Personal information
- Born: March 24, 1962 (age 64) Verona, Pennsylvania, U.S.
- Listed height: 6 ft 0 in (1.83 m)
- Listed weight: 195 lb (88 kg)

Career information
- High school: Penn Hills (Pittsburgh, Pennsylvania)
- College: Pittsburgh
- NFL draft: 1984: 5th round, 126th overall pick

Career history
- Green Bay Packers (1984–1986); New York Giants (1986-1988);

Awards and highlights
- Super Bowl champion (XXI); Second-team All-American (1983); 2× Second-team All-East (1981, 1982);

Career NFL statistics
- Interceptions: 11
- Fumble recoveries: 4
- Touchdowns: 3
- Stats at Pro Football Reference

= Tom Flynn (American football) =

American football player (born 1962)

Thomas Jeffery Flynn (born March 24, 1962) is an American former professional football player who was a safety in the National Football League (NFL).

Flynn was born in Verona, Pennsylvania, just outside of Pittsburgh, and played scholastically at Penn Hills High School.
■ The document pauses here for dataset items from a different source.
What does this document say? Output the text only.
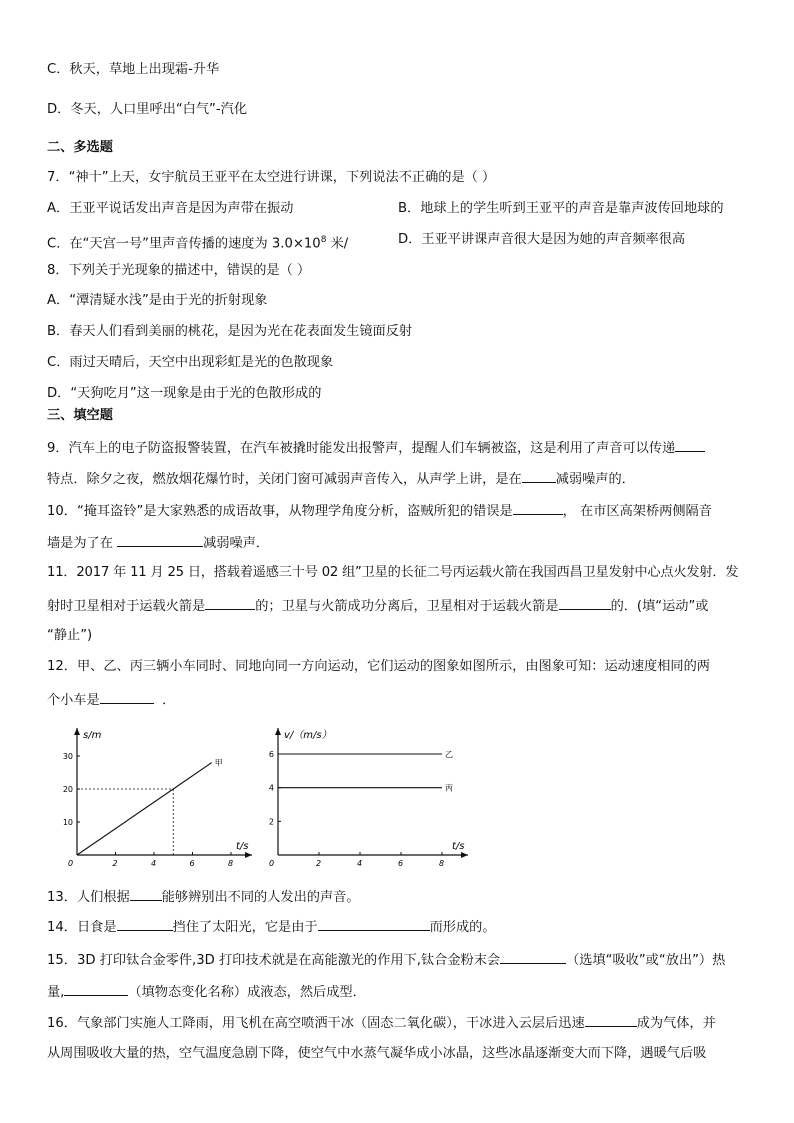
C．秋天，草地上出现霜-升华
D．冬天，人口里呼出“白气”-汽化
二、多选题
7．“神十”上天，女宇航员王亚平在太空进行讲课，下列说法不正确的是（ ）
A．王亚平说话发出声音是因为声带在振动	B．地球上的学生听到王亚平的声音是靠声波传回地球的
C．在“天宫一号”里声音传播的速度为 $3.0\times 10^8$ 米/	D．王亚平讲课声音很大是因为她的声音频率很高
8．下列关于光现象的描述中，错误的是（ ）
A．“潭清疑水浅”是由于光的折射现象
B．春天人们看到美丽的桃花，是因为光在花表面发生镜面反射
C．雨过天晴后，天空中出现彩虹是光的色散现象
D．“天狗吃月”这一现象是由于光的色散形成的
三、填空题
9．汽车上的电子防盗报警装置，在汽车被撬时能发出报警声，提醒人们车辆被盗，这是利用了声音可以传递
特点．除夕之夜，燃放烟花爆竹时，关闭门窗可减弱声音传入，从声学上讲，是在	减弱噪声的．
10．“掩耳盗铃”是大家熟悉的成语故事，从物理学角度分析，盗贼所犯的错误是	， 在市区高架桥两侧隔音
墙是为了在	减弱噪声．
11．2017 年 11 月 25 日，搭载着遥感三十号 02 组”卫星的长征二号丙运载火箭在我国西昌卫星发射中心点火发射．发
射时卫星相对于运载火箭是	的；卫星与火箭成功分离后，卫星相对于运载火箭是	的．(填“运动”或
“静止”)
12．甲、乙、丙三辆小车同时、同地向同一方向运动，它们运动的图象如图所示，由图象可知：运动速度相同的两
个小车是	．
t/s
s/m
0	2	4	6	8
10
20
30
甲
t/s
v/（m/s）
0	2	4	6	8
2
4
6	乙
丙
13．人们根据 能够辨别出不同的人发出的声音。
14．日食是	挡住了太阳光，它是由于	而形成的。
15．3D 打印钛合金零件,3D 打印技术就是在高能激光的作用下,钛合金粉末会	（选填“吸收”或“放出”）热
量,	（填物态变化名称）成液态，然后成型．
16．气象部门实施人工降雨，用飞机在高空喷洒干冰（固态二氧化碳），干冰进入云层后迅速	成为气体，并
从周围吸收大量的热，空气温度急剧下降，使空气中水蒸气凝华成小冰晶，这些冰晶逐渐变大而下降，遇暖气后吸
He played collegiately at Pitt, and was a second-team All-American as a senior.

Flynn was selected by the Green Bay Packers in the fifth round of the 1984 NFL draft. In his rookie season he led the NFC in interceptions with nine, and was voted Pro Football Weekly's NFL Defensive Rookie of the Year. He was unexpectedly cut by the Packers early in the 1986 season but was signed by the New York Giants soon after. He is remembered by the Giants for his big play in the last game of the 1986 season, against the Packers, where he exacted revenge on his old team by blocking a punt and returning it for a touchdown.

As of 2016, Flynn resides in Murrysville, Pennsylvania with his wife and four children: Zach, Jake, Jillian, and Zane.